REVIEW: The Tempest (London Theatre Workshop)
Gender blind productions of Shakespeare’s plays seem a dime a dozen these days, and can go one of two ways. In the case of the London Theatre Workshop’s production of the Tempest, I left very underwhelmed. Having not seen Shakespeare’s final piece before, I was looking forward to getting to grips with the complex characters and story that I had heard so much about. Unfortunately, I left none the wiser.
Any theatre enthusiast will know that a good production of the Tempest rests on the commanding presence of Prospero. Unfortunately Karen Mccaffrey did not possess this in her performance. The attempts at the illusion of magic fell flat at every turn as there didn’t seem to be strong intention or direction there. There was a lot of movement in the piece which felt undefined, vague and very unnecessary at times. I love a bit of physical theatre and choreographed movement, but only to further a narrative, not hinder it.

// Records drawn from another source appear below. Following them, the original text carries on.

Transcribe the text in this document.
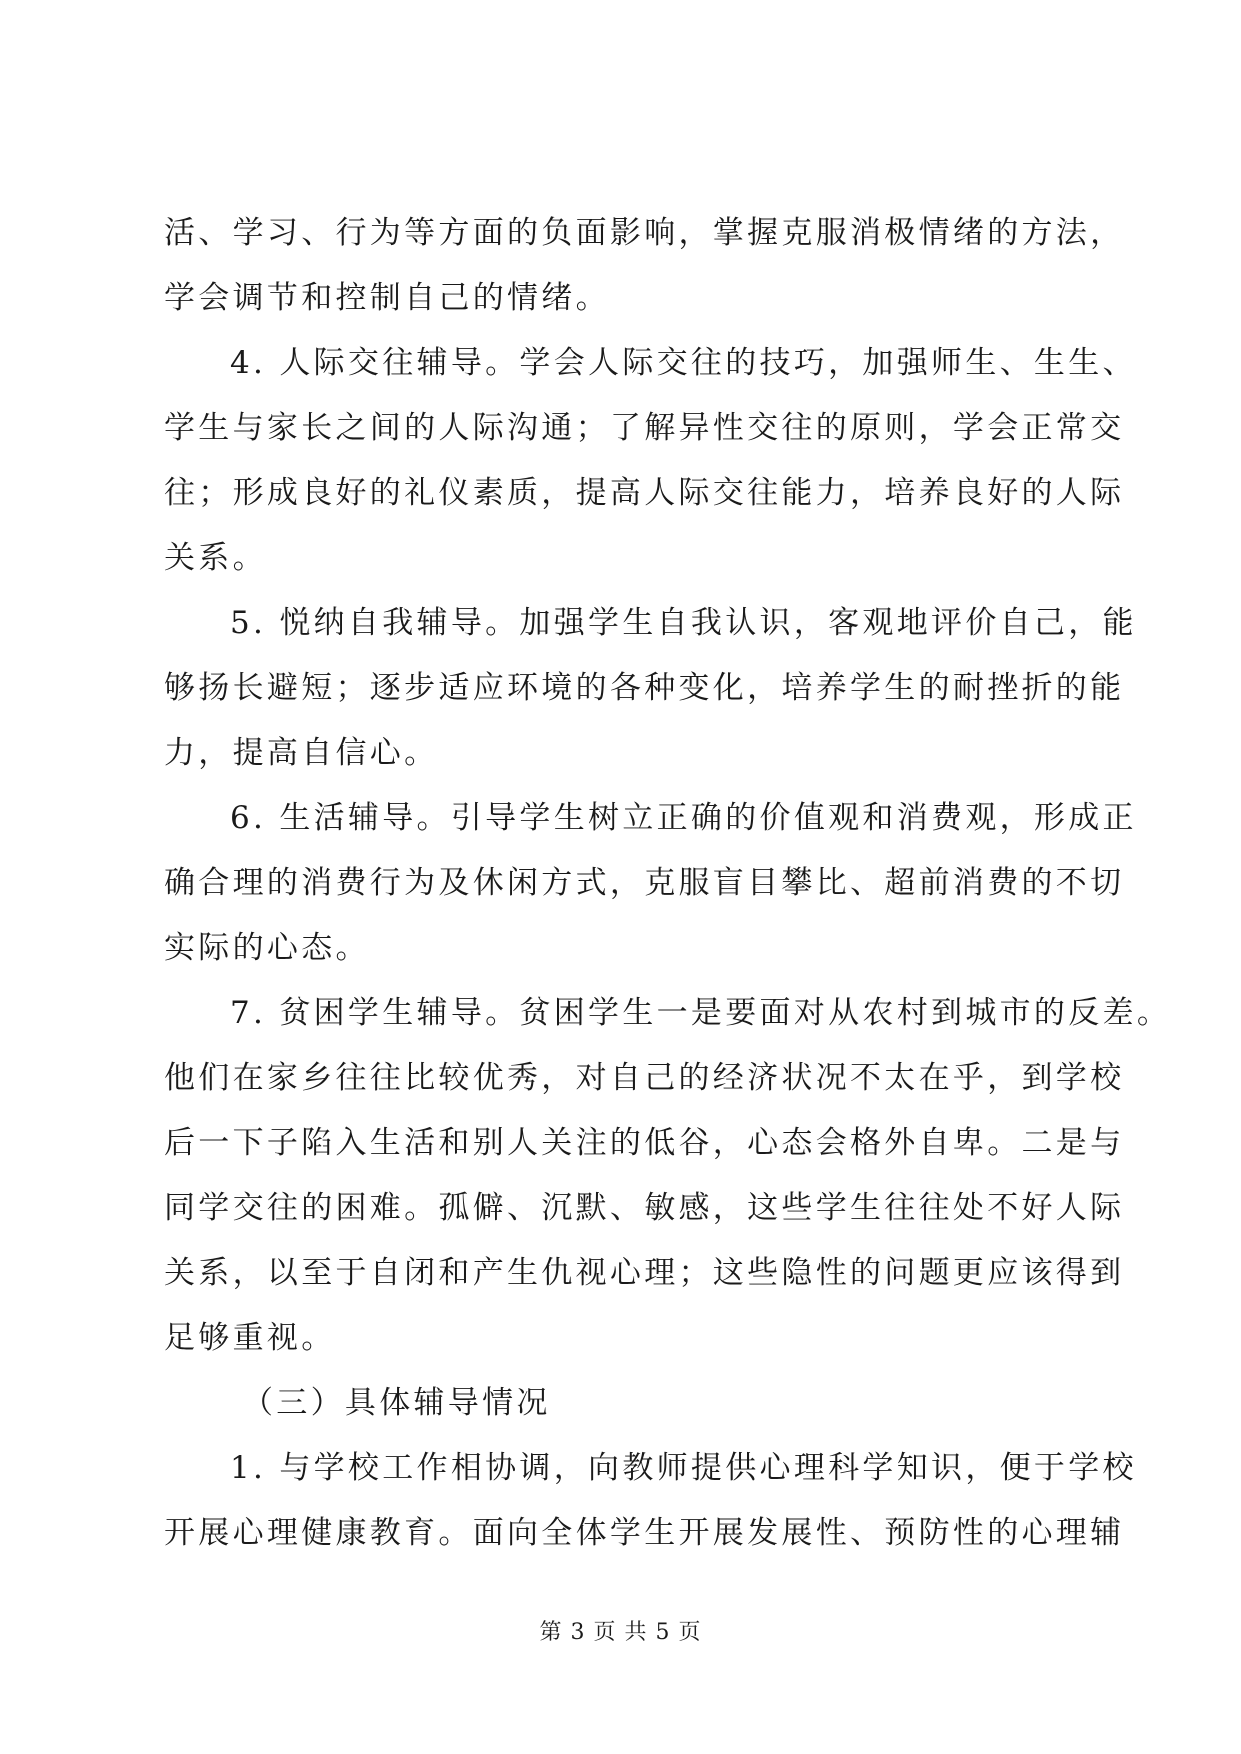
活、学习、行为等方面的负面影响，掌握克服消极情绪的方法，
学会调节和控制自己的情绪。
4. 人际交往辅导。学会人际交往的技巧，加强师生、生生、
学生与家长之间的人际沟通；了解异性交往的原则，学会正常交
往；形成良好的礼仪素质，提高人际交往能力，培养良好的人际
关系。
5. 悦纳自我辅导。加强学生自我认识，客观地评价自己，能
够扬长避短；逐步适应环境的各种变化，培养学生的耐挫折的能
力，提高自信心。
6. 生活辅导。引导学生树立正确的价值观和消费观，形成正
确合理的消费行为及休闲方式，克服盲目攀比、超前消费的不切
实际的心态。
7. 贫困学生辅导。贫困学生一是要面对从农村到城市的反差。
他们在家乡往往比较优秀，对自己的经济状况不太在乎，到学校
后一下子陷入生活和别人关注的低谷，心态会格外自卑。二是与
同学交往的困难。孤僻、沉默、敏感，这些学生往往处不好人际
关系，以至于自闭和产生仇视心理；这些隐性的问题更应该得到
足够重视。
（三）具体辅导情况
1. 与学校工作相协调，向教师提供心理科学知识，便于学校
开展心理健康教育。面向全体学生开展发展性、预防性的心理辅
第 3 页 共 5 页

I can’t deny the piece was redeemed with some nice performances from certain cast members. I was instantly impressed by Samantha Beart’s truthful performance of Miranda, then even more taken aback with her clear cut multi rolling as a very amusing Trinculo.

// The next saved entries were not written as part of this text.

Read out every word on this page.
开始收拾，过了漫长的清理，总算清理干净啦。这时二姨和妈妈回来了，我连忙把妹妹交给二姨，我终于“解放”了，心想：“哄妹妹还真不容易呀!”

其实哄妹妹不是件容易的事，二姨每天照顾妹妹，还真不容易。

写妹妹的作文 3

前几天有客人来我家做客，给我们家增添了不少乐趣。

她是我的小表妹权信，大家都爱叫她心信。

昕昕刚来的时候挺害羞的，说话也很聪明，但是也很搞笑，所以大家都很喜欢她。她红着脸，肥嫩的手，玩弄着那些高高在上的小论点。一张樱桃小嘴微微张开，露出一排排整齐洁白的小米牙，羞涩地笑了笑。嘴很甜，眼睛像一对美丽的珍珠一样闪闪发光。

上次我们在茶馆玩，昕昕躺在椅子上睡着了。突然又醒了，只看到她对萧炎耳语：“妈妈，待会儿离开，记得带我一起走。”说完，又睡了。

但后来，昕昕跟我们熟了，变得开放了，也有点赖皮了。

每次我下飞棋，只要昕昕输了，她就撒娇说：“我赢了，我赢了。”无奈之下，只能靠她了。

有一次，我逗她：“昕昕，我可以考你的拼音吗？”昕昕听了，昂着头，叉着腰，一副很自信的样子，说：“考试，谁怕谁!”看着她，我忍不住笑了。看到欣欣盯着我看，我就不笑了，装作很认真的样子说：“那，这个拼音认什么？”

Certainly a stand out performance. Joseph Law’s performance as Ariel also had very impressive moments, much better grasping the surreal moments of magic, and using every part of his body to create his character. Similarly Ruskin Denmark’s Performance as Caliban was wonderfully primal, and had great control of his body and understanding of the verse.
I had expected great things from the London Theatre Workshop, following stellar reviews of its production of ‘Parade’, however the Tempest felt under rehearsed and under directed. As much as I wanted to like this production, I couldn’t forgive the cringey movement sequences. The text is good, stick with that, Mr Shakeapeare knew what he was doing.